如今两人重聚,但却是一副彼此相互并不认识的模样。
两个人的目光不时的落在李绚身上,神色中总带一丝焦急之色,想要上前,但是最终,却都无可奈何。
两人坐在整个宴席偏靠后的位置,两人都是玲珑心,自然知道如此安排,是大唐并不想太搭理两人。
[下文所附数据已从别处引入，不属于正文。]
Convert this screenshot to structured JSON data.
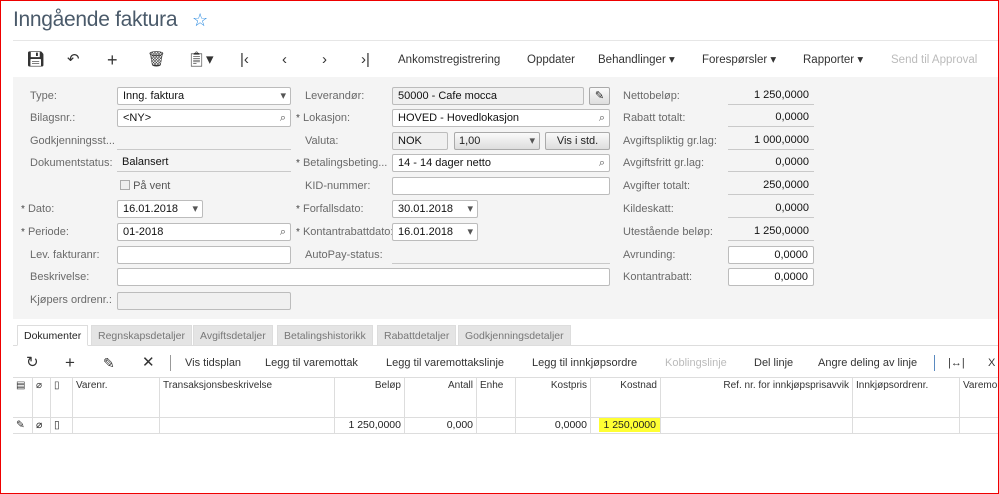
{
  "header": {
    "title": "Inngående faktura"
  },
  "toolbar": {
    "icons": [
      "save-icon",
      "undo-icon",
      "add-icon",
      "delete-icon",
      "clipboard-icon",
      "first-icon",
      "prev-icon",
      "next-icon",
      "last-icon"
    ],
    "ankomst": "Ankomstregistrering",
    "oppdater": "Oppdater",
    "behandlinger": "Behandlinger",
    "foresporsler": "Forespørsler",
    "rapporter": "Rapporter",
    "send": "Send til Approval"
  },
  "form": {
    "type_label": "Type:",
    "type_value": "Inng. faktura",
    "bilag_label": "Bilagsnr.:",
    "bilag_value": "<NY>",
    "godkj_label": "Godkjenningsst...",
    "status_label": "Dokumentstatus:",
    "status_value": "Balansert",
    "pavent_label": "På vent",
    "dato_label": "Dato:",
    "dato_value": "16.01.2018",
    "periode_label": "Periode:",
    "periode_value": "01-2018",
    "levfakt_label": "Lev. fakturanr:",
    "levfakt_value": "",
    "beskr_label": "Beskrivelse:",
    "beskr_value": "",
    "kjopers_label": "Kjøpers ordrenr.:",
    "kjopers_value": "",
    "lev_label": "Leverandør:",
    "lev_value": "50000 - Cafe mocca",
    "lok_label": "Lokasjon:",
    "lok_value": "HOVED - Hovedlokasjon",
    "valuta_label": "Valuta:",
    "valuta_value": "NOK",
    "kurs_value": "1,00",
    "vis_std": "Vis i std.",
    "betal_label": "Betalingsbeting...",
    "betal_value": "14 - 14 dager netto",
    "kid_label": "KID-nummer:",
    "kid_value": "",
    "forfall_label": "Forfallsdato:",
    "forfall_value": "30.01.2018",
    "kontdato_label": "Kontantrabattdato:",
    "kontdato_value": "16.01.2018",
    "autopay_label": "AutoPay-status:",
    "totals": [
      {
        "label": "Nettobeløp:",
        "value": "1 250,0000"
      },
      {
        "label": "Rabatt totalt:",
        "value": "0,0000"
      },
      {
        "label": "Avgiftspliktig gr.lag:",
        "value": "1 000,0000"
      },
      {
        "label": "Avgiftsfritt gr.lag:",
        "value": "0,0000"
      },
      {
        "label": "Avgifter totalt:",
        "value": "250,0000"
      },
      {
        "label": "Kildeskatt:",
        "value": "0,0000"
      },
      {
        "label": "Utestående beløp:",
        "value": "1 250,0000"
      },
      {
        "label": "Avrunding:",
        "value": "0,0000"
      },
      {
        "label": "Kontantrabatt:",
        "value": "0,0000"
      }
    ]
  },
  "tabs": [
    "Dokumenter",
    "Regnskapsdetaljer",
    "Avgiftsdetaljer",
    "Betalingshistorikk",
    "Rabattdetaljer",
    "Godkjenningsdetaljer"
  ],
  "grid_toolbar": {
    "vis_tidsplan": "Vis tidsplan",
    "legg_varemottak": "Legg til varemottak",
    "legg_varemottakslinje": "Legg til varemottakslinje",
    "legg_innkjop": "Legg til innkjøpsordre",
    "kobling": "Koblingslinje",
    "del": "Del linje",
    "angre": "Angre deling av linje"
  },
  "grid": {
    "columns": [
      "Varenr.",
      "Transaksjonsbeskrivelse",
      "Beløp",
      "Antall",
      "Enhe",
      "Kostpris",
      "Kostnad",
      "Ref. nr. for innkjøpsprisavvik",
      "Innkjøpsordrenr.",
      "Varemo"
    ],
    "rows": [
      {
        "varenr": "",
        "beskr": "",
        "belop": "1 250,0000",
        "antall": "0,000",
        "enhet": "",
        "kostpris": "0,0000",
        "kostnad": "1 250,0000",
        "ref": "",
        "innkjop": "",
        "varemo": ""
      }
    ]
  },
  "colors": {
    "highlight": "#ffff33",
    "accent": "#2a8ae0",
    "border": "#ff0000"
  }
}
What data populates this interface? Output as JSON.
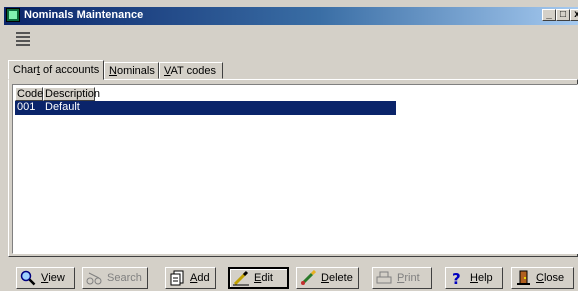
{
  "window": {
    "title": "Nominals Maintenance",
    "controls": {
      "minimize": "_",
      "maximize": "□",
      "close": "x"
    }
  },
  "toolbar": {
    "icon": "list-config-icon"
  },
  "tabs": [
    {
      "pre": "Char",
      "acc": "t",
      "post": " of accounts",
      "active": true
    },
    {
      "pre": "",
      "acc": "N",
      "post": "ominals",
      "active": false
    },
    {
      "pre": "",
      "acc": "V",
      "post": "AT codes",
      "active": false
    }
  ],
  "grid": {
    "columns": [
      "Code",
      "Description"
    ],
    "rows": [
      {
        "code": "001",
        "description": "Default",
        "selected": true
      }
    ]
  },
  "buttons": {
    "view": {
      "acc": "V",
      "rest": "iew",
      "icon": "magnifier-icon",
      "enabled": true
    },
    "search": {
      "acc": "",
      "rest": "Search",
      "icon": "binoculars-icon",
      "enabled": false
    },
    "add": {
      "acc": "A",
      "rest": "dd",
      "icon": "document-add-icon",
      "enabled": true
    },
    "edit": {
      "acc": "E",
      "rest": "dit",
      "icon": "pencil-icon",
      "enabled": true,
      "pressed": true
    },
    "delete": {
      "acc": "D",
      "rest": "elete",
      "icon": "eraser-icon",
      "enabled": true
    },
    "print": {
      "acc": "P",
      "rest": "rint",
      "icon": "printer-icon",
      "enabled": false
    },
    "help": {
      "acc": "H",
      "rest": "elp",
      "icon": "question-icon",
      "enabled": true
    },
    "close": {
      "acc": "C",
      "rest": "lose",
      "icon": "door-exit-icon",
      "enabled": true
    }
  },
  "colors": {
    "selection": "#0a246a",
    "face": "#d4d0c8",
    "titlebar_start": "#0a246a",
    "titlebar_end": "#a6caf0"
  }
}
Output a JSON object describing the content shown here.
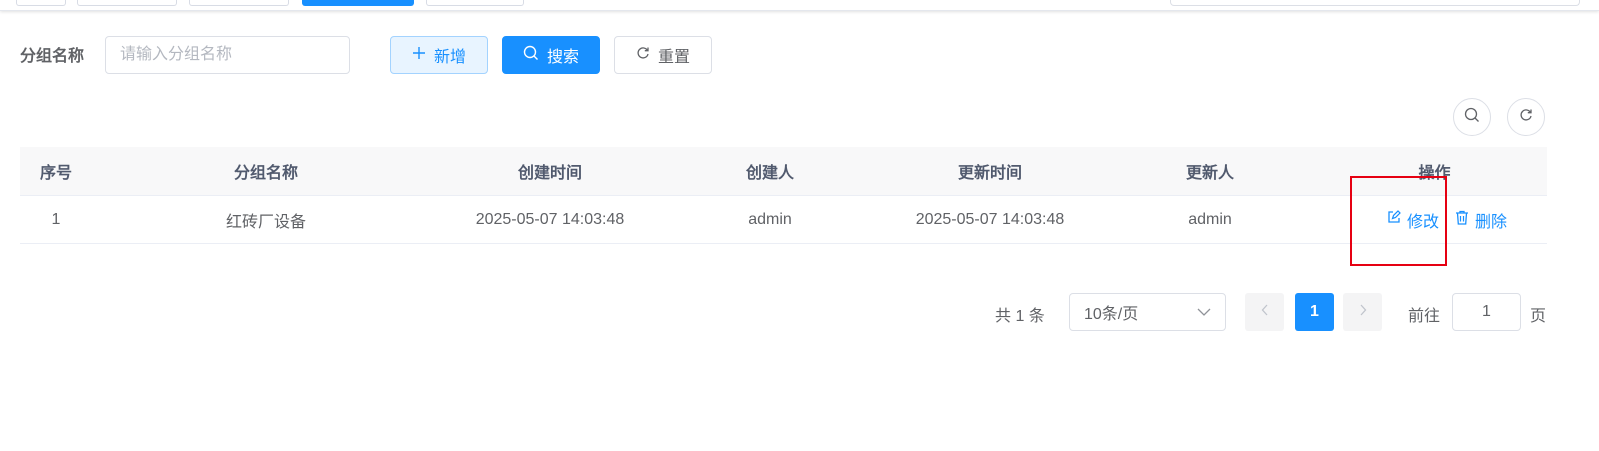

李绚现在倒顾不上这二人,因为此时,正有一人在纠缠他。
“王爷,此次东征之事,你可得给下官一个交代,否则下官就真的没脸回去了。”说这话的,正是扬州户曹参军沈庄,他一只手抓住李绚的衣袖,脸上带着一丝不满,但又无可奈何。
此次大军东援安东,沈家派遣了一支商队随从东行。
原本指望着大军能杀入新罗腹地,沈家趁机捞取利益,然而未曾想到,大军竟然只是固守买肖城,虽三战三捷,但最后还是撤军安东,沈家商队只好略作搜刮就匆匆西归。
“沈参军,当日是你来找的本王,本王也曾说过,军战之事,从来没有必胜之说,是你自己非要强行派遣商队跟随大军东行的。”李绚冷淡的看了沈庄一眼,他当日,可没有说出什么肯定的话来。
“可是,可是……”沈庄一时间也不知道该说什么好,沈家付出那么大代价最终收获寥寥,如何能让人满意。
李绚斜眼看了沈庄一眼,然后才轻声说道:“况且,谁说沈家此次东行亏了?”
“嗯?”沈庄抬头,满脸诧异的看向李绚。
“沈兄不会以为新罗请罪之后,两国便能相互修好,彼此互不攻伐吧?”李绚一句话将沈庄说愣了。
他脸上写满不解,说道:“不是如此吗,我朝重心已经转向西域,无力东征,新罗此番诚心请罪,之后便是两国正常商贸往来……”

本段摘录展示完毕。